Summary of findings 14. Fluoxetine compared to mianserin.
| Fluoxetine compared to mianserin | ||||||
| Patient or population: patients with depression Settings: in‐ and outpatients Intervention: fluoxetine Comparison: mianserin | ||||||
| Outcomes | Illustrative comparative risks* (95% CI) | Relative effect (95% CI) | No of Participants (studies) | Quality of the evidence (GRADE) | Comments | |
| Assumed risk | Corresponding risk | |||||
| Mianserin | Fluoxetine | |||||
|
Failure to respond (reduction ≥ 50% on HDRS) |
593 per 1000 | 538 per 1000 (282 to 776) | OR 0.80 (0.27 to 2.38) | 53 (1 study) | ⊕⊝⊝⊝ very low1,2 | |
|
Endpoint score (HDRS or MADRS) |
The mean endpoint score in the intervention groups was 0.43 standard deviations higher (0.38 lower to 1.23 higher) | 128 (3 studies) | ⊕⊕⊕⊝ moderate1 | This corresponds to a small effect according to conventions proposed by Cohen 1992 | ||
| Failure to complete ‐ total ‐ | 362 per 1000 | 263 per 1000 (93 to 560) | OR 0.63 (0.18 to 2.25) | 93 (2 studies) | ⊕⊕⊕⊝ moderate1 | |
| Failure to complete ‐ inefficacy ‐ | 74 per 1000 | 154 per 1000 (30 to 522) | OR 2.27 (0.38 to 13.63) | 53 (1 study) | ⊕⊝⊝⊝ very low1,2 | |
| Failure to complete ‐ side effects ‐ | 148 per 1000 | 154 per 1000 (38 to 450) | OR 1.05 (0.23 to 4.70) | 53 (1 study) | ⊕⊝⊝⊝ very low1,2 | |
| *The basis for the assumed risk (e.g. the median control group risk across studies) is provided in footnotes.
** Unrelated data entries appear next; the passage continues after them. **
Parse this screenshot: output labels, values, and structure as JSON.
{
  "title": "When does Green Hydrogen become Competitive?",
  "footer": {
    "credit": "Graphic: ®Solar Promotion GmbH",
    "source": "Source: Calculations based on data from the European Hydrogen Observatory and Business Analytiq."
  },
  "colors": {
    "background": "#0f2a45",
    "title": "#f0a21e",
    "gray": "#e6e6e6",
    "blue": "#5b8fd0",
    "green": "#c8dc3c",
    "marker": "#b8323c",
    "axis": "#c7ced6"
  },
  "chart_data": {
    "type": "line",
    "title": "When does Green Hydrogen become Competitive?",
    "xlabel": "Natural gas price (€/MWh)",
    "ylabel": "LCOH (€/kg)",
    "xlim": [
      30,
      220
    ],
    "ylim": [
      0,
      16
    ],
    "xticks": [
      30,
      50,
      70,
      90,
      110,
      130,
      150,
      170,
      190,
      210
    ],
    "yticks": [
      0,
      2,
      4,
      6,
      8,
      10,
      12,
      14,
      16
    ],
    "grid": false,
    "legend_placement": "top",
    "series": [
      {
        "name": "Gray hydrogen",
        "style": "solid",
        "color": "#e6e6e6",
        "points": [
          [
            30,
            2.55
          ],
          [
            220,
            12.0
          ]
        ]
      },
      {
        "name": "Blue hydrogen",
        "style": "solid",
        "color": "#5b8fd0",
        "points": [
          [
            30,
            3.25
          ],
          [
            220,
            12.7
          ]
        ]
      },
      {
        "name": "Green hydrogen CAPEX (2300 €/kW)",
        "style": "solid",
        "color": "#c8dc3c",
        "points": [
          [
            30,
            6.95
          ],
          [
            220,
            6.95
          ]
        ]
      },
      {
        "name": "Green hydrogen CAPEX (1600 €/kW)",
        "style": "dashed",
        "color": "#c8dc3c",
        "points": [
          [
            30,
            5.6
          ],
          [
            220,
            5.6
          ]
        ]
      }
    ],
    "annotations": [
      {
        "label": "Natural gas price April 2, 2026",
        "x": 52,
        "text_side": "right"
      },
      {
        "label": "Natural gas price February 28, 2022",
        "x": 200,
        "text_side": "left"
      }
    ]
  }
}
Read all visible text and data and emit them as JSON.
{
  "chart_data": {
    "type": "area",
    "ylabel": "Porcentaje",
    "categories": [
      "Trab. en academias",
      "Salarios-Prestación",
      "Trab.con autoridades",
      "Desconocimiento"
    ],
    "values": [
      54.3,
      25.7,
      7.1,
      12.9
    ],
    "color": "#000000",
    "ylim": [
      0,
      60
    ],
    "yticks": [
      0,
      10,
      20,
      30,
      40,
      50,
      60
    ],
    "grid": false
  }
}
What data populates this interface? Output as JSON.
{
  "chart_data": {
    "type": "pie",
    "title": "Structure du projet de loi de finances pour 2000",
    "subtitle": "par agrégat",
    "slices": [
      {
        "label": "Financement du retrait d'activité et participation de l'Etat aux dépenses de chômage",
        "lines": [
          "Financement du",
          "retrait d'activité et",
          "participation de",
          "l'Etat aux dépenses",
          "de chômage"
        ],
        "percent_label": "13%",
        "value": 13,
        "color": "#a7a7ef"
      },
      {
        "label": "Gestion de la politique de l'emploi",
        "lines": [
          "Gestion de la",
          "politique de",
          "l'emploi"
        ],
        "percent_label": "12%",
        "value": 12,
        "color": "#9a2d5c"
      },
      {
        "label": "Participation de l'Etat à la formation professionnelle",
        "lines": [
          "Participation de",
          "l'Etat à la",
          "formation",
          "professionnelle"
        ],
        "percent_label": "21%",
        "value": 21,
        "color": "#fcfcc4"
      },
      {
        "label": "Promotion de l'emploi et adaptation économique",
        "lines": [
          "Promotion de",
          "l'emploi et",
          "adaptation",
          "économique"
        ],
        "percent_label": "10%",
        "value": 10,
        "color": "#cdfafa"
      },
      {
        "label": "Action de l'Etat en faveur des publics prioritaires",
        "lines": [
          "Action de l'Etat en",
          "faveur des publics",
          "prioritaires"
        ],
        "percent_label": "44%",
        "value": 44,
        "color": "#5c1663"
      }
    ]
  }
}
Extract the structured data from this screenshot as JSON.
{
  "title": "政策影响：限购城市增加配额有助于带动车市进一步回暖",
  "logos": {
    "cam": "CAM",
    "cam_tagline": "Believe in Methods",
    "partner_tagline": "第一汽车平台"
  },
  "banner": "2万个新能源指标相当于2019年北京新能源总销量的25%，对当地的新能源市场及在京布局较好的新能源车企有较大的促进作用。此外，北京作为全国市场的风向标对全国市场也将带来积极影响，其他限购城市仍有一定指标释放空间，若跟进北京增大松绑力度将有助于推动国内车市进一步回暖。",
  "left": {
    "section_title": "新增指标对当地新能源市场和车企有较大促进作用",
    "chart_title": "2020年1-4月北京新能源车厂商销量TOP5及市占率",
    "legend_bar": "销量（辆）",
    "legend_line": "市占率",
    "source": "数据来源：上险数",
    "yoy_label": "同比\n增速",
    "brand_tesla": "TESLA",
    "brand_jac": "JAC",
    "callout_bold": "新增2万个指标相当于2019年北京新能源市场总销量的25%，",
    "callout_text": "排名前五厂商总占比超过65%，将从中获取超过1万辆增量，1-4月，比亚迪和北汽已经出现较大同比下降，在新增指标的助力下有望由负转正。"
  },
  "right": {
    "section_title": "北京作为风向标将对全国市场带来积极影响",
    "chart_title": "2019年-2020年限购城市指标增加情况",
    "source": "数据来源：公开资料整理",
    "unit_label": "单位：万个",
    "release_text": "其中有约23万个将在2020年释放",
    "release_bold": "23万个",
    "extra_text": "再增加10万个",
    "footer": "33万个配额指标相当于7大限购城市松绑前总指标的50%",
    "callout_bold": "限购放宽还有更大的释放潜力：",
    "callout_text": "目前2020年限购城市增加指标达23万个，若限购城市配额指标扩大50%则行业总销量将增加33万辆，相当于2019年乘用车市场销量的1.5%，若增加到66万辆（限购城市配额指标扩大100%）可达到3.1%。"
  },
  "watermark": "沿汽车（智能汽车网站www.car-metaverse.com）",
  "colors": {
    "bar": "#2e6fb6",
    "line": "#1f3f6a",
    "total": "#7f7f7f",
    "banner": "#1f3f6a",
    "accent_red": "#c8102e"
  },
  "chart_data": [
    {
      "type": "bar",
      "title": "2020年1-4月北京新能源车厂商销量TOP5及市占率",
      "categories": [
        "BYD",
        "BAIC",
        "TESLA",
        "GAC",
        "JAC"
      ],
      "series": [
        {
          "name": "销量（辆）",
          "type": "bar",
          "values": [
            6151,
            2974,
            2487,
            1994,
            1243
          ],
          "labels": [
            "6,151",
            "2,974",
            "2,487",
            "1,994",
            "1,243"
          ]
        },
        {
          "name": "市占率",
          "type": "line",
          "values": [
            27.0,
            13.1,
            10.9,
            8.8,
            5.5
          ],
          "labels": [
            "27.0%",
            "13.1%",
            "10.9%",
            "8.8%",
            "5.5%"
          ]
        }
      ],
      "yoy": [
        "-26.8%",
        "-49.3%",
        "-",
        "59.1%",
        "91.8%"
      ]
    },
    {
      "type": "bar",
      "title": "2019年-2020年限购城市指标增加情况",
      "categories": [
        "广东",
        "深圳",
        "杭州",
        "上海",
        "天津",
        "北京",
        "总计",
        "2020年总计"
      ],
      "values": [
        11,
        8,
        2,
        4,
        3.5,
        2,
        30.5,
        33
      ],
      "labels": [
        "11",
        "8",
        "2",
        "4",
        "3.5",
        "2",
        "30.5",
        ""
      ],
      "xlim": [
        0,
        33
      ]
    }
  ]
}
The corresponding risk (and its 95% confidence interval) is based on the assumed risk in the comparison group and the relative effect of the intervention (and its 95% CI). CI: Confidence interval; OR: Odds ratio; | ||||||
| GRADE Working Group grades of evidence High quality: Further research is very unlikely to change our confidence in the estimate of effect. Moderate quality: Further research is likely to have an important impact on our confidence in the estimate of effect and may change the estimate. Low quality: Further research is very likely to have an important impact on our confidence in the estimate of effect and is likely to change the estimate. Very low quality: We are very uncertain about the estimate. | ||||||
1 Limitations in studies designs: no details on randomisation procedures and allocation concealment. Blinding stated but not tested.
2 Only one study included in the analysis and less than 100 patients.